Homer gives a favorable description of him as a warrior. In spite of his small stature, he held his own amongst the other heroes before Troy; he was brave, next to Achilles in swiftness of foot and famous for throwing the spear. But he was boastful, arrogant and quarrelsome; like the Telamonian Ajax, he was the enemy of Odysseus, and in the end the victim of the vengeance of Poseidon, who wrecked his ship on his homeward voyage (Odyssey, iv. 499).

A later story gives a more definite account of the offense of which he was guilty. It is said that, after the fall of Troy, he dragged Cassandra away by force from the statue of the goddess at which she had taken refuge as a suppliant, and raped her (Lycophron, 360, Quintus Smyrnaeus xiii. 422). For this, his ship was wrecked in a storm on the coast of Euboea, and he himself was struck by lightning and impaled upon a rock. (Virgil, Aeneid I. 40-45).

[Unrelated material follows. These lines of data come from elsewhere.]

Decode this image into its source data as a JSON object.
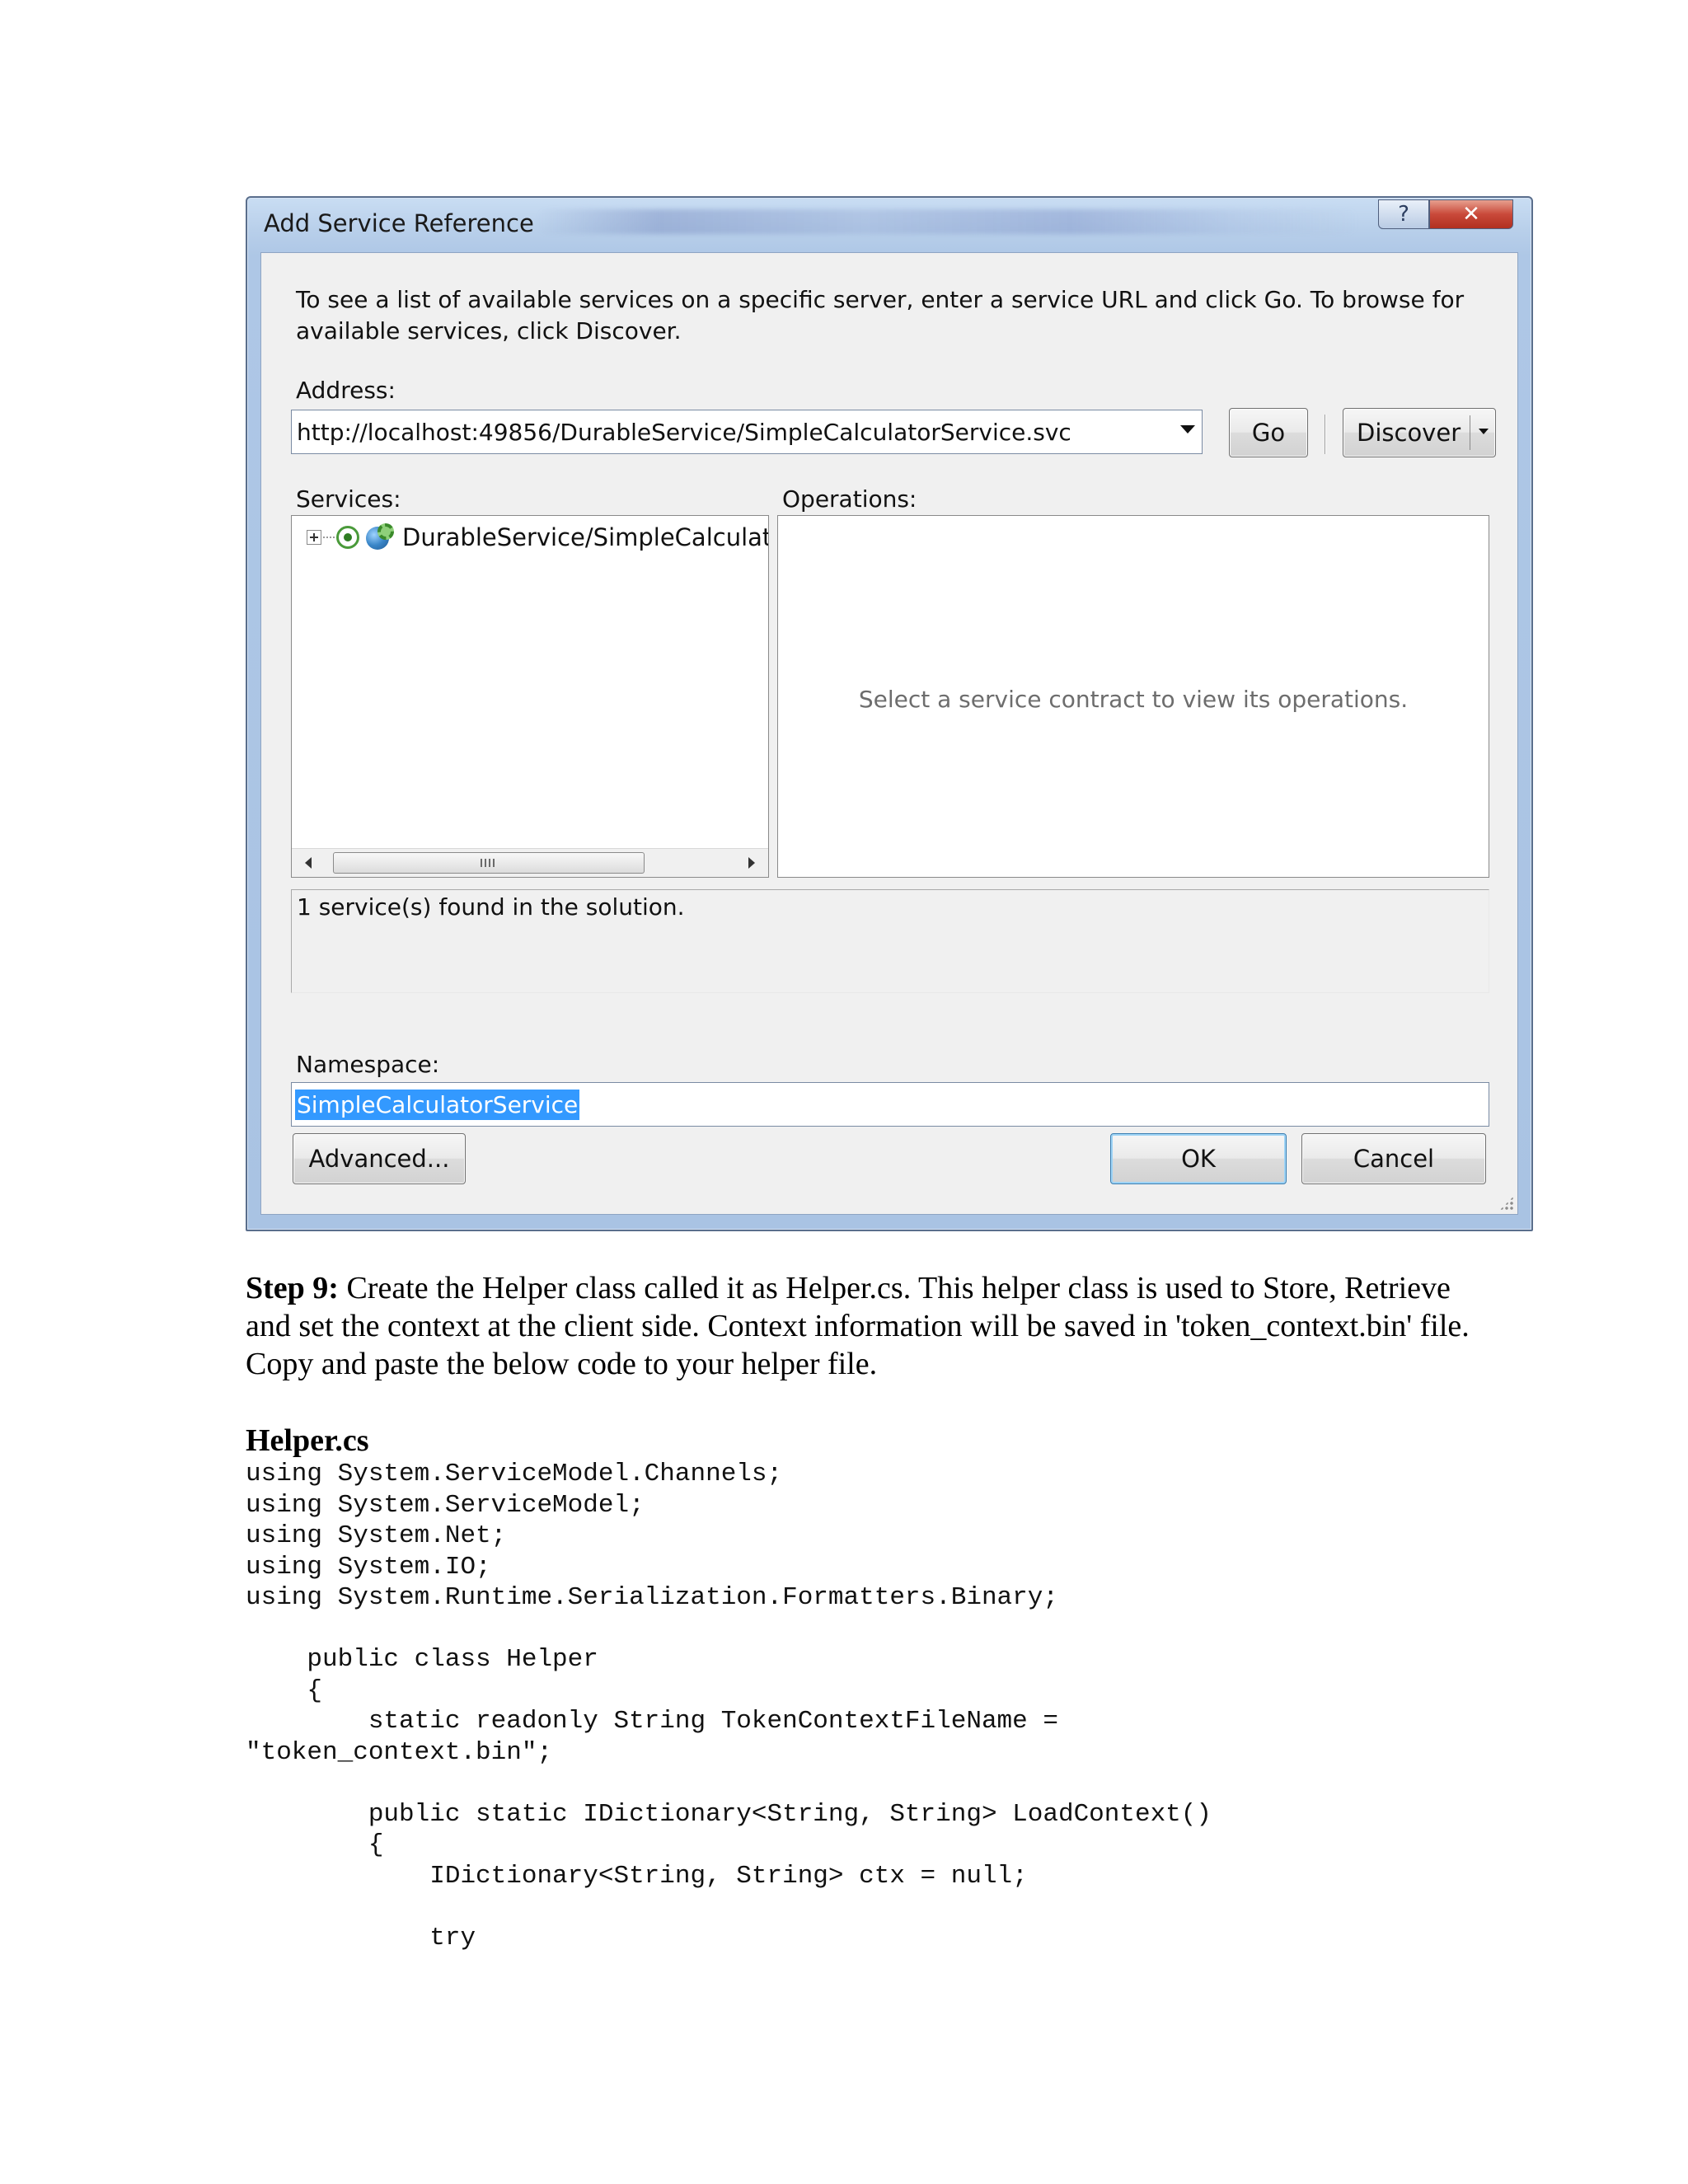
{
  "dialog": {
    "title": "Add Service Reference",
    "help_glyph": "?",
    "close_glyph": "✕",
    "instructions": "To see a list of available services on a specific server, enter a service URL and click Go. To browse for available services, click Discover.",
    "address_label": "Address:",
    "address_value": "http://localhost:49856/DurableService/SimpleCalculatorService.svc",
    "go_label": "Go",
    "discover_label": "Discover",
    "services_label": "Services:",
    "operations_label": "Operations:",
    "service_item": "DurableService/SimpleCalculatorService.svc",
    "operations_hint": "Select a service contract to view its operations.",
    "status_text": "1 service(s) found in the solution.",
    "namespace_label": "Namespace:",
    "namespace_value": "SimpleCalculatorService",
    "advanced_label": "Advanced...",
    "ok_label": "OK",
    "cancel_label": "Cancel"
  },
  "document": {
    "step_label": "Step 9:",
    "step_text": " Create the Helper class called it as Helper.cs. This helper class is used to Store, Retrieve and set the context at the client side. Context information will be saved in 'token_context.bin' file. Copy and paste the below code to your helper file.",
    "code_title": "Helper.cs",
    "code": "using System.ServiceModel.Channels;\nusing System.ServiceModel;\nusing System.Net;\nusing System.IO;\nusing System.Runtime.Serialization.Formatters.Binary;\n\n    public class Helper\n    {\n        static readonly String TokenContextFileName =\n\"token_context.bin\";\n\n        public static IDictionary<String, String> LoadContext()\n        {\n            IDictionary<String, String> ctx = null;\n\n            try"
  }
}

He was said to have lived after his death in the island of Leuke. He was worshipped as a national hero by the Opuntian Locrians (on whose coins he appears), who always left a vacant place for him in the ranks of their army when drawn up in battle array. The rape of Cassandra by Ajax was frequently represented in Greek works of art, for instance on the chest of Cypselus described by Pausanias (v. 17) and in extant works.

Note that the tragedy by Sophocles is based on Ajax the Great.